Perché in Italia non c’è stato il socialismo
Perché l’Italia è l’unico pase europeo a non avere sperimentato
la socialdemocrazia al governo – rispetto a Gran Bretagna, Germania, Francia,
Spagna, Scandinavia, Olanda, Belgio, Portogallo….? Perché negli anni in cui la
socialdemocrazia era maggioritaria, si infangò nel “massimalismo”. Nella velleità
di riprodurre in Italia la rivoluzione bolscevica subito dopo il 1918, che si
risolse nello scontro perdente con l’ex socialista (ex massimalista, anche lui)
Mussolini. E nell’Italia repubblicana per analoghe preclusioni del Pci.

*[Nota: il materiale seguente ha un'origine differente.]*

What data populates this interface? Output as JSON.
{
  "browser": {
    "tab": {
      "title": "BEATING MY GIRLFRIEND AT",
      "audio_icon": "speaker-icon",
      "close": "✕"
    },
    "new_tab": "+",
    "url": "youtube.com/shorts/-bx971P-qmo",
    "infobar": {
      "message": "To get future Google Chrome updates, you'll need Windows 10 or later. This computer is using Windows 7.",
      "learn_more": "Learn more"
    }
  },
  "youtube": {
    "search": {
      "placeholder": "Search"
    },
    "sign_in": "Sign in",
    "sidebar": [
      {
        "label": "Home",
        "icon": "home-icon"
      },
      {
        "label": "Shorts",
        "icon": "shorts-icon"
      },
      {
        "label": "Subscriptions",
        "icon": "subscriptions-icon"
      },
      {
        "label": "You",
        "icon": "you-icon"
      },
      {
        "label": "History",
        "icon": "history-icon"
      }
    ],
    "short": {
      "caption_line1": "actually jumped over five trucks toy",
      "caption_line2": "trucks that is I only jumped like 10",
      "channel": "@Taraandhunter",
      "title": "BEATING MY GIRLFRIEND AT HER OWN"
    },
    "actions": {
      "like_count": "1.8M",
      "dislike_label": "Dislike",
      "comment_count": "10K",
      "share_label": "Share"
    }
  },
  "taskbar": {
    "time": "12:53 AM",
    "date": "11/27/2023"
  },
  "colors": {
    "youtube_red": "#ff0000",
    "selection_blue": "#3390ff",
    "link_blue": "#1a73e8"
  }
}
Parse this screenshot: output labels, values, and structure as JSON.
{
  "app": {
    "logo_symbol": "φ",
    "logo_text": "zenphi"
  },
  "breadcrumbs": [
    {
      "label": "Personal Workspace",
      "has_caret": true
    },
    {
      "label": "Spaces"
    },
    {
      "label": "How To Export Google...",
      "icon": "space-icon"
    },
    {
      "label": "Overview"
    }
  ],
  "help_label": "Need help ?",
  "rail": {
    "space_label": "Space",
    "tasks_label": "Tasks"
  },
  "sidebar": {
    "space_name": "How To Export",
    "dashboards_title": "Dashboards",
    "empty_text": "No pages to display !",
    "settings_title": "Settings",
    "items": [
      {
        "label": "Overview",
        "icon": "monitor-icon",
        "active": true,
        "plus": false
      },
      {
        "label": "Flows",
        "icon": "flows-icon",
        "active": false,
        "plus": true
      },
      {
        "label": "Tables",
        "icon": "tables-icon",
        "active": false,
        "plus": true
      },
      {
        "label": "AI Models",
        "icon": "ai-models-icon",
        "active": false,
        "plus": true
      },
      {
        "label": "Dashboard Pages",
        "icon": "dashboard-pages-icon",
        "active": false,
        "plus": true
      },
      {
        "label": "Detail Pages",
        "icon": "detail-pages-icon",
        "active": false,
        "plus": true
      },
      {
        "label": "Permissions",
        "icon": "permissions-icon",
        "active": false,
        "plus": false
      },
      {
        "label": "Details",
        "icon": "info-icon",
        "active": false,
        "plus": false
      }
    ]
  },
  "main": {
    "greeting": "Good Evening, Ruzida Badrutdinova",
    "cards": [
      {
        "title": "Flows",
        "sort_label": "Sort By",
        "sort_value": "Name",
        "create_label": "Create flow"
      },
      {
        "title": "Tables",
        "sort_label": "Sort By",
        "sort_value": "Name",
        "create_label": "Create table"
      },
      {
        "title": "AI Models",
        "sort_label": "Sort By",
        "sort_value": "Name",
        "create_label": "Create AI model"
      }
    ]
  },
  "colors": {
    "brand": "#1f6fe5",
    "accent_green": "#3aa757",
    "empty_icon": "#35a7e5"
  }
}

Questo Niceforo non lo dice - e non c’è storia che lo registri:
non si può ancora fare la storia dell’Italia repubblicana, seppure già molto
lunga. Ma lo spiega la storia della pubblicazione della sua analisi.
Il libro che ora si pubblica è la tesi di laurea in Filosofia
presentata dall’autore nell’ottobre del 1966 alla Statale di Milano, e non apprezzata
dalla Commissione. “La maggior parte dei componenti della Commissione”, spiega
l’autore, “a quel tempo sensibili all’egemonia culturale del PCI, giudicò
negativamente la rivalutazione, contenuta nella tesi, dell’interpretazione
della rivoluzione russa allora sviluppata dai socialisti riformisti (in
particolare da Filippo Turati e Rodolfo Mondolfo) e la parallela analisi
critica di quella fornita dai socialisti «rivoluzionari» (in particolare da
Antonio Gramsci), negli anni 1917-1919”.
Erano gli anni in cui il Pci post-Togliatti cercava
nuovo spessore in Gramsci, nel “rilancio del pensiero di Gramsci, attraverso la
rilettura dei Quaderni del carcere, volta a dare basi teoriche alla togliattiana
«via italiana» al socialismo”. Che di lì a poco finirà nell’infausto, per il Pci
e per la sinistra italiana nel suo complesso, “compromesso storico” – di cui
anche non si può fare la storia, e nemmeno una valutazione politica.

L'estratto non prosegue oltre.